The Maze was great fun too, we could both see over the top but only one of us found the middle, we shall leave you with that one, don’t want to cause any embarrassment.
Lunch was eaten in the café, and as we reflected on our visit we thought it was an excellent example of how, as a child, you expected a castle to be. A brilliant day for any family.
Time came to leave and on our way through Leyburn we stopped to collect the rocking chair, whilst causing a mini traffic jam.. very sorry, we eventually managed to rearrange the rear of the Duster and lodged the chair securely in the back.
Back at Pod the chair was extricated from the car and LB promptly sat on it and gave it a bit of a test drive, it was a lovely little thing and once stripped and waxed it would have pride of place at home.
It was our last night in Leyburn and cooking was decided against, so we took the walk into the village and again paid the Golden Lion a visit.
The pub was much busier than our previous visit and we were lucky enough to time it just right as a table became free. Huge burger and chips for one and the most delicious macaroni cheese for the other were ordered, both eaten with two more pints of Wensleydale local ale.
Fellow diners soon began to leave and we took the opportunity to move to a window seat, much cosier than sitting at one of the more rigid dinning tables. Here we sat and spent our time looking back on our visit to Lower Wensleydale, we’d had a brilliant time and we still had so much to see. We hadn’t even set foot into the countryside, which was a little unusual for us.

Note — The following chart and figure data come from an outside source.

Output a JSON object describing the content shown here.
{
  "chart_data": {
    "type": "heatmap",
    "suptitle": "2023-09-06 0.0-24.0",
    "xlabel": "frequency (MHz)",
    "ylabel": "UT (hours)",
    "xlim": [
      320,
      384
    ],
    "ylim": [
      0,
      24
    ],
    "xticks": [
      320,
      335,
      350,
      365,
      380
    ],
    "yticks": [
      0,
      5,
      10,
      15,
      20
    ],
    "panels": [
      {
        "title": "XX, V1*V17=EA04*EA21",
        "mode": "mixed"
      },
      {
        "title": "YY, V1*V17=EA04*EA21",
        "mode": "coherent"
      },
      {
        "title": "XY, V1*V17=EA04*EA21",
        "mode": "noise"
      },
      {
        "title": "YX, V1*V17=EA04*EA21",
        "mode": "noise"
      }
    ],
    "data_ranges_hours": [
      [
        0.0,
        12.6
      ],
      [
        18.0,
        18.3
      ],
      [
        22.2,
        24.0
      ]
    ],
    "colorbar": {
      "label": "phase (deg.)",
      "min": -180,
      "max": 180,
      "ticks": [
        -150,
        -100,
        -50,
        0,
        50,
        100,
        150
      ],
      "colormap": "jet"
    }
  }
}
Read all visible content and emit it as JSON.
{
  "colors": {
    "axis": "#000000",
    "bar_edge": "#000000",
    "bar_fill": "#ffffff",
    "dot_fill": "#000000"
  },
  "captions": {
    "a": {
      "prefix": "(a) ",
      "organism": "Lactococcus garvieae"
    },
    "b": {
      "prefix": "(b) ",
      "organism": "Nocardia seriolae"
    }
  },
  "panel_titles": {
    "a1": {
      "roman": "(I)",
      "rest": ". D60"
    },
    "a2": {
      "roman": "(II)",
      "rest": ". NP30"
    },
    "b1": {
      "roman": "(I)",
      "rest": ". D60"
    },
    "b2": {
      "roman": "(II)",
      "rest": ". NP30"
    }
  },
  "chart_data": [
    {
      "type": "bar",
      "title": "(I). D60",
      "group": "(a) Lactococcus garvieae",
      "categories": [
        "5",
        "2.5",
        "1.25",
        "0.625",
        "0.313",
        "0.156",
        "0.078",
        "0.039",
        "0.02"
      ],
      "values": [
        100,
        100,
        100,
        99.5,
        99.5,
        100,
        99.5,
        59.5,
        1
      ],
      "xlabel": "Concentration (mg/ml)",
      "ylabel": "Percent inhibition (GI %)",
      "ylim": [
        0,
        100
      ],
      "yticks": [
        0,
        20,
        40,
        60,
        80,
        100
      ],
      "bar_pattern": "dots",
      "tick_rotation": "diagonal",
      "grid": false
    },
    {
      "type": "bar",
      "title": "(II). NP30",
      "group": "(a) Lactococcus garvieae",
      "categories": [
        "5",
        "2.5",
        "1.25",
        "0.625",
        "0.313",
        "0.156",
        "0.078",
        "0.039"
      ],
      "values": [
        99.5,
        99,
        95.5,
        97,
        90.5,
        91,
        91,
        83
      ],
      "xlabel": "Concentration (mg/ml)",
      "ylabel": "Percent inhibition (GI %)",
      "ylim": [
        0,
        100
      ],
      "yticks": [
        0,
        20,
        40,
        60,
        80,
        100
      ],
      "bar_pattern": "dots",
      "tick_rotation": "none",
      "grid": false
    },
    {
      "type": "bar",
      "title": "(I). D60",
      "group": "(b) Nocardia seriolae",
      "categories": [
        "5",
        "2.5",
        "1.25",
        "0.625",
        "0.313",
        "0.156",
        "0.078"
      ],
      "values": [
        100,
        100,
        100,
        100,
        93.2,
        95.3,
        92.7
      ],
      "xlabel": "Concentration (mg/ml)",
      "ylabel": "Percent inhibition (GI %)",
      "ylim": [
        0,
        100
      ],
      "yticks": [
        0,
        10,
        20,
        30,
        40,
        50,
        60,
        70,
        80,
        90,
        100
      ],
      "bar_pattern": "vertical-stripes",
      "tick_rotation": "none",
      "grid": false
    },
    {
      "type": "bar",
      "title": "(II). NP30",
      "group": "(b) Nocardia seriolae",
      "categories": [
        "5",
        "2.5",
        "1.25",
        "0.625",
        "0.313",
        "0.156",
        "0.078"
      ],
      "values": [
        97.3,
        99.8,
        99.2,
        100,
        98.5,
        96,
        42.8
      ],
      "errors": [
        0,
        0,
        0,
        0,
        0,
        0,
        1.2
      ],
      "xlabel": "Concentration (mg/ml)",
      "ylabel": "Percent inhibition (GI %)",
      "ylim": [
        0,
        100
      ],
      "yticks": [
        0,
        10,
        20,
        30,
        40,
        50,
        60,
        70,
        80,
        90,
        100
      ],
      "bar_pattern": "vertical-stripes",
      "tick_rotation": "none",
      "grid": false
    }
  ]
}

This only meant a return visit was on the cards and we new we had a long list of things to see and do prepared.
The walk back to Pod was done under a cloudless sky, no light pollution meant we were treated to a spectacular star lit night. As we walked past the farmers fields we sneaked a peek at the sheep with the torch, just to see what they were up to and the majority were curled up asleep. Those still awake left us wondering what they counted to nod off.
Back at the site Pod was waiting and within a short space of time she was soon warm and cozy, nothing nicer than getting under the duvet and catching up on the days news on the TV.
Rain stayed off over night and we were lucky enough to get the awning down just in time. Nothing worse than having to unpack a wet awning once home.
We said our goodbyes and thankfully made our way to the top of the road without meeting anyone on the way down.
Such a lovely site and with one last look out of the car window we were soon on the motorway and on our way home.
Next stop in two weeks, Sandringham, our furthest point east with Pod.